Was man von hier aus zugeben kann

„Was man von hier aus sehen kann“ von Mariana Leky ist keine Biographie, auch kein biographischer Roman, es wird darin überhaupt nicht nur von einem Menschen erzählt. Neu ist das Buch auch nicht, und trotzdem empfehle ich es hier, empfehle es wärmstens – ich hab es halt auch erst jetzt gelesen. Mit Begeisterung. Und lege es nun deshalb sowieso allen ans Herz, insbesondere aber auch allen, die grade ihre Lebensgeschichte aufschreiben, weil darin kleine psychische Auffälligkeiten, Ängste und Verschrobenheiten, über die wir ja alle verfügen und die im Buch fast alle Beteiligten quälen, unglaublich charmant beschrieben werden. Und weil man dann, wenn man das liest, die Scheu verliert, auch selbst davon zu berichten: dass man damals leider, als man den x traf, viel zu schüchtern war, um dem x normal zu begegnen und dass daran, von der Schüchternheit dem x gegenüber zu berichten, erst recht nicht zu denken war – dabei wäre genau das u.U. die Rettung aus dem ganzen Schlamassel gewesen.

Leky erzählt in ihrem schönen Roman von Selma, einer netten Großmutter, die weiß, was ihre Enkelin braucht, und Luise, dieser Enkelin, die zu schätzen weiß, was die Großmutter für sie ist, denn: Mama und Papa sind nicht greifbar, da entweder geistig nicht anwesend oder sowieso auf Reisen. Luise hat als Kind einen allerallerbesten Freund. Selma hat die seltsame Gabe, dass, ehe jemand stirbt im Dorf, sie von einem Okapi träumt. Mehr wird vom ersten Teil nicht verraten. Im zweiten Teil trifft Luise Frederik, der Buddhist ist und leider in Japan wohnt, mehr wird auch hierzu nicht verraten. Einen dritten Teil gibt es auch, zu dem wird gar nichts verraten.

Und außer Selma leiden alle an irgendwelchen psychischen Macken.

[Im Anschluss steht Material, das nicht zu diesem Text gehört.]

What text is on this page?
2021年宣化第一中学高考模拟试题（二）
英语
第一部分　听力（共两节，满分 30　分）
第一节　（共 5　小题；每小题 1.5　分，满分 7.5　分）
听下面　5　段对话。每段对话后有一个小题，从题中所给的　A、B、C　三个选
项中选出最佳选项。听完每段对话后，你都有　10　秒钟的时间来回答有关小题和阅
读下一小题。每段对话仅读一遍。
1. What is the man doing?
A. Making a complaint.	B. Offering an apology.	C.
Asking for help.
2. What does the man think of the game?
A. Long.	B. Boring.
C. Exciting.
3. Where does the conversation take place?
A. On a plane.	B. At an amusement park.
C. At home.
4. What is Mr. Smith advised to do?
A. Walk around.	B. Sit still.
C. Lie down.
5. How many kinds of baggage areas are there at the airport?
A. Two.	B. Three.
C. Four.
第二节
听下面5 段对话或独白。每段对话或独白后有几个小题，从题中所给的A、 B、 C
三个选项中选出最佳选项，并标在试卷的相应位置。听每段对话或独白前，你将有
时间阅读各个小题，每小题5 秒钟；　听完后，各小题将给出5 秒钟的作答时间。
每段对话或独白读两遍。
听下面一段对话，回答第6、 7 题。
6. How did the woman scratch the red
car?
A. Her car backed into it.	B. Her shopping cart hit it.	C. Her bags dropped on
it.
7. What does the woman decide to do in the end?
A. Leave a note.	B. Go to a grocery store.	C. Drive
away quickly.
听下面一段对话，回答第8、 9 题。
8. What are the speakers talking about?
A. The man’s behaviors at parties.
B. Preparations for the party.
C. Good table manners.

Den Optiker, einen supernetten Mann, der Selma liebt, quälen innere Stimmen, die ihn beständig „anrempeln“, andere Dorfbewohner haben einen „Aufhocker“, der ihnen im Nacken sitzt und ihnen mit seiner Bösartigkeit die Luft abdreht, und die arme Luise, als sie den Frederik aus Japan trifft, bekommt auf der Stelle eine „Verstockung“. „Du bist ganz verschwommen“, sagt Frederik zu ihr, weil, siehe oben, wer eine Verstockung hat, sich natürlich auch nicht zeigen kann, nicht in Worten und auch nicht richtig in echt, im Bild.

Das Buch ist eine Ermunterung, endlich auch mal davon zu reden, was uns wirklich zu schaffen macht – denn alles andere ist eigentlich sinnlos. Weil x irgendwann die Lust verlieren wird, zu überlegen, was denn mit einem nur los sein kann. Und weil eben, alter Indianer-Trick, eine Verstockung möglicherweise verschwindet, wenn man sie anspricht.

Lekys Roman ist überdies sehr witzig – und sprachlich absolut souverän. Schön zu lesen.